Es ließe sich auch über Berthold Brechts Haifisch-Sentenz paraphrasieren, wo es darum gehe, dass die Großen die Kleinen unter dem Deckmantel der Sorge ausbeuteten, um sie letztendlich zu vernichten. Jürgen Zeller ist Jahrgang 1970 und beschäftigt sich seit vielen Jahren mit Schafen. Seit Freitag hängen seine großformatigen Bilder im Kunstverein. Das Motto der Ausstellung lautet: "Wenn die Schafe Menschen wären".
Bollwerk auf Beinen
Zeller ist ein erfolgreicher Architekt aus dem fränkischen Raum, der weiland auf dem Damm einer Ostseeinsel eine grasende Schafherde entdeckte und darin das immaterielle Urbild der Baukunst, nämlich die Herde als lebendes Sinnbild der Geborgenheit bietenden Gemeinschaft, erkannte. Er sah in der Herde ein Bau- und Bollwerk auf Beinen und auf den Säulen des rechten Maßes und der Solidarität.
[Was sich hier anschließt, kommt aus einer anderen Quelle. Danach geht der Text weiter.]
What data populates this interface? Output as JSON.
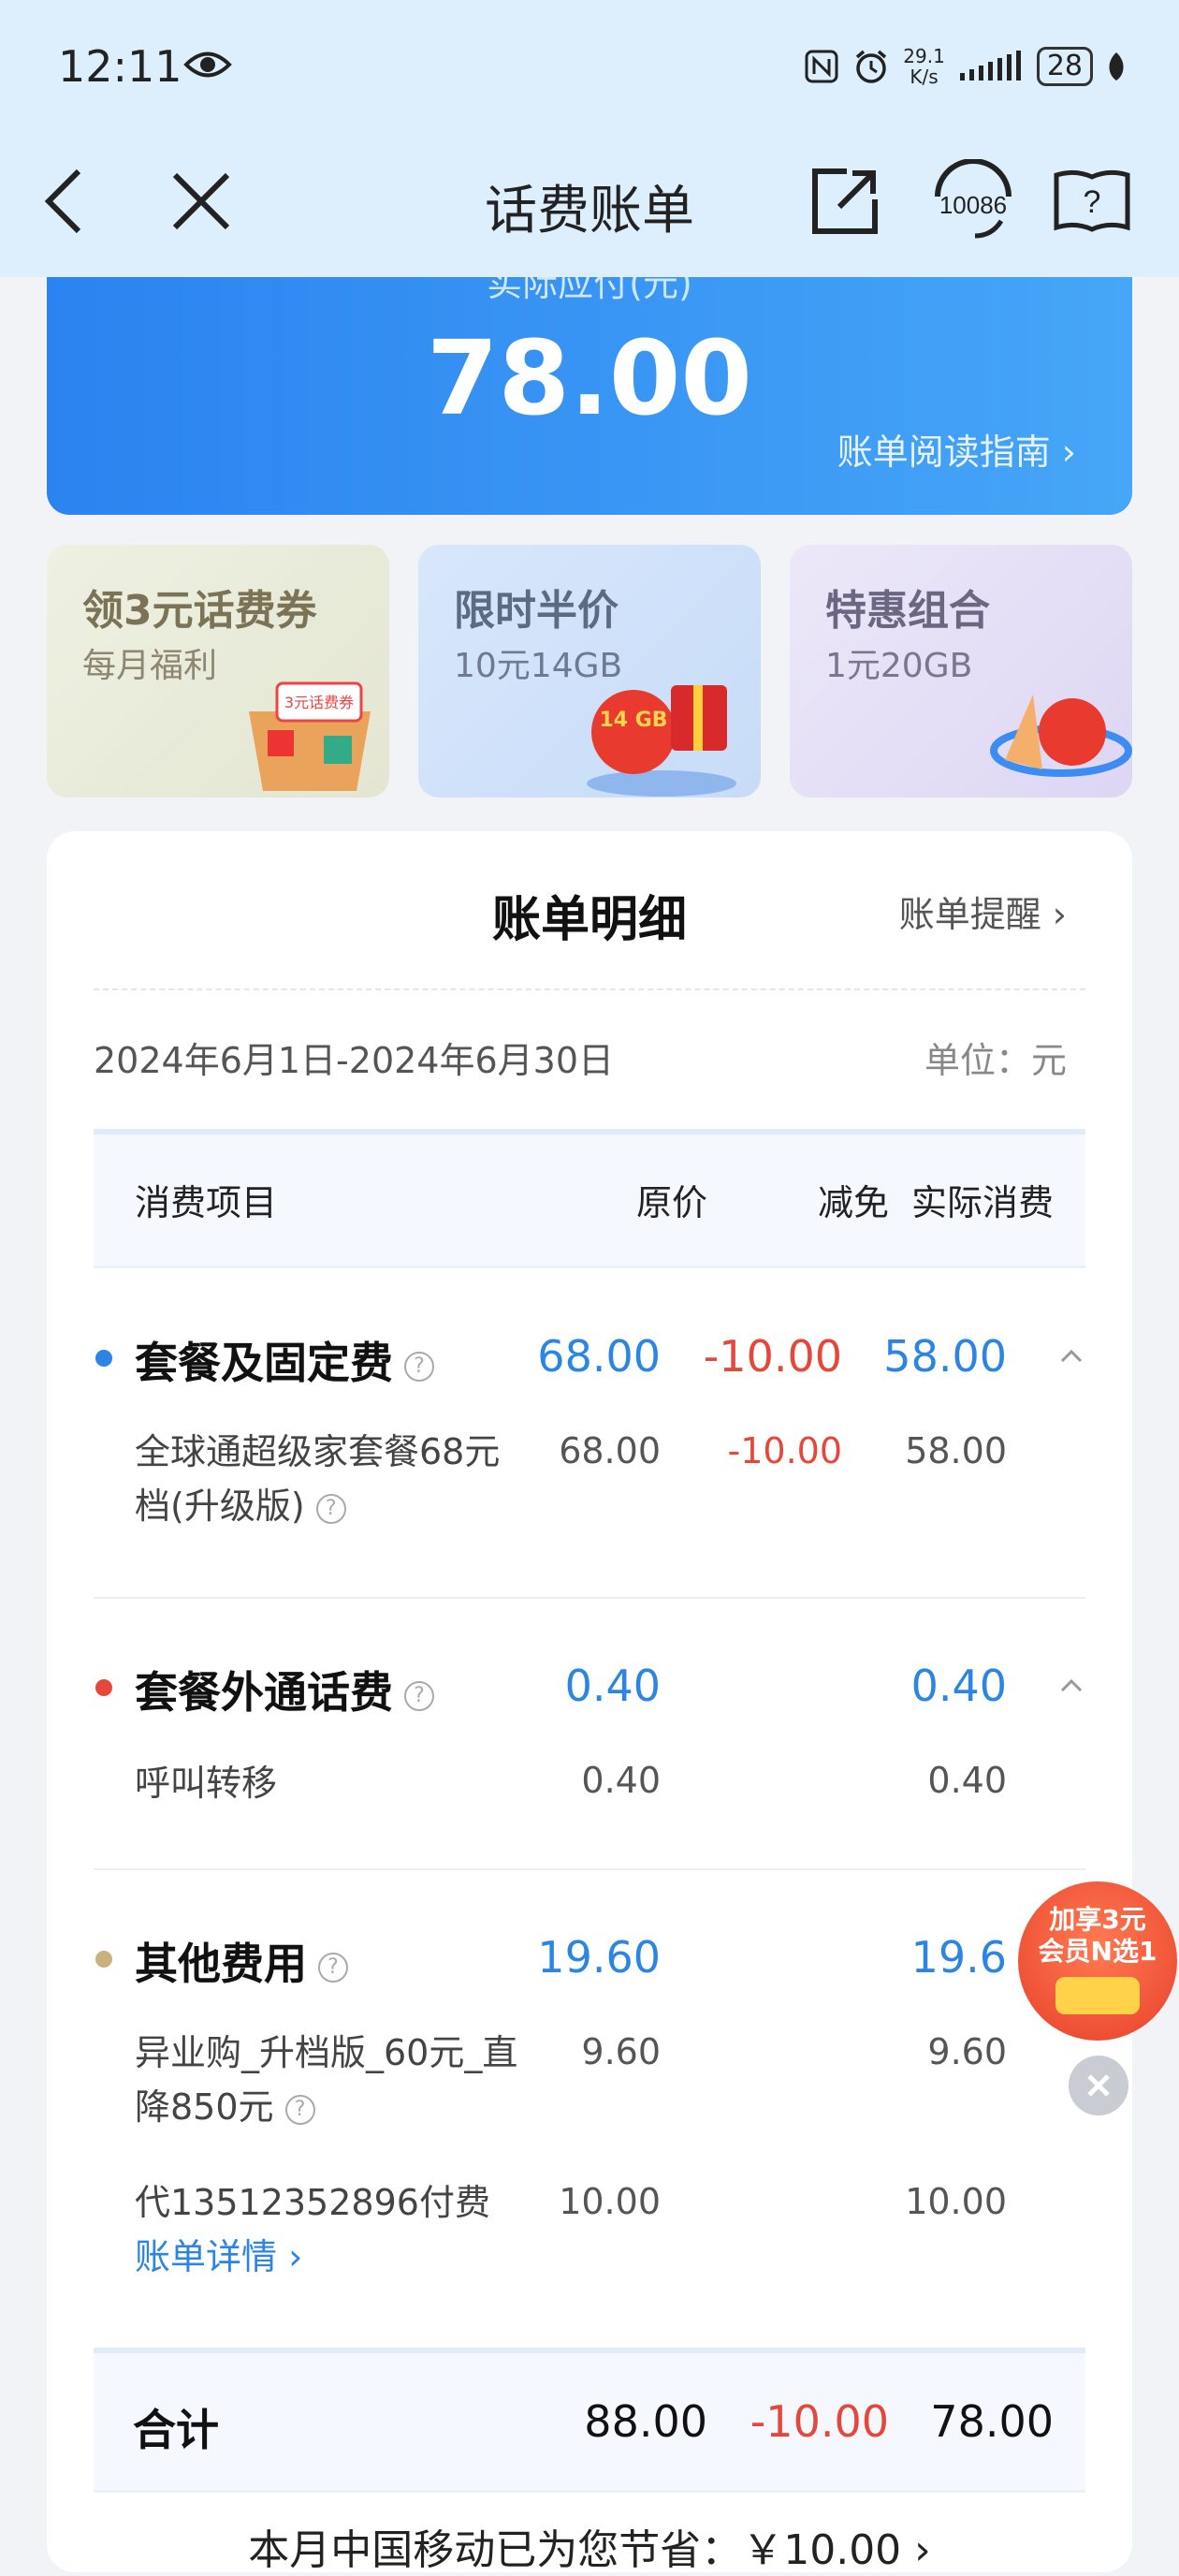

Schon bald sattelte Zeller auf die Bildende Kunst um und malt seither Schafe beiderlei Geschlechts. Das waren fortan seine Heldinnen und Helden, die er jeweils in der Reihung von Familiengalerien im Brustportrait darstellte. Auf diese Weise verinnerlichen seine Tiere in wechselhaften Perspektiven und in senkrechter Haltung den aufrechten Gang von Zweibeinern. Herzer sprach von "Abbildern genügsamer Sanftmut".
Studium in Weimar
Orientierungshilfe habe dem Künstler, der seinen Architekten-Job nach 25 Jahren an den Nagel hing, sein Studium an der Bauhausuniversität in Weimar gegeben. Schon allzu oft habe das Vorspielen falscher Ideale den Herdentrieb der Menschen aktiviert, was später dann Millionen das Leben gekostet habe. Herzer erinnerte die Gäste der Vernissage bei diesem Beispiel an das Bild vom Würgeengel und dem sanften Lamm. Das französische Weihnachten im Schützengraben während des Ersten Weltkriegs lasse grüßen.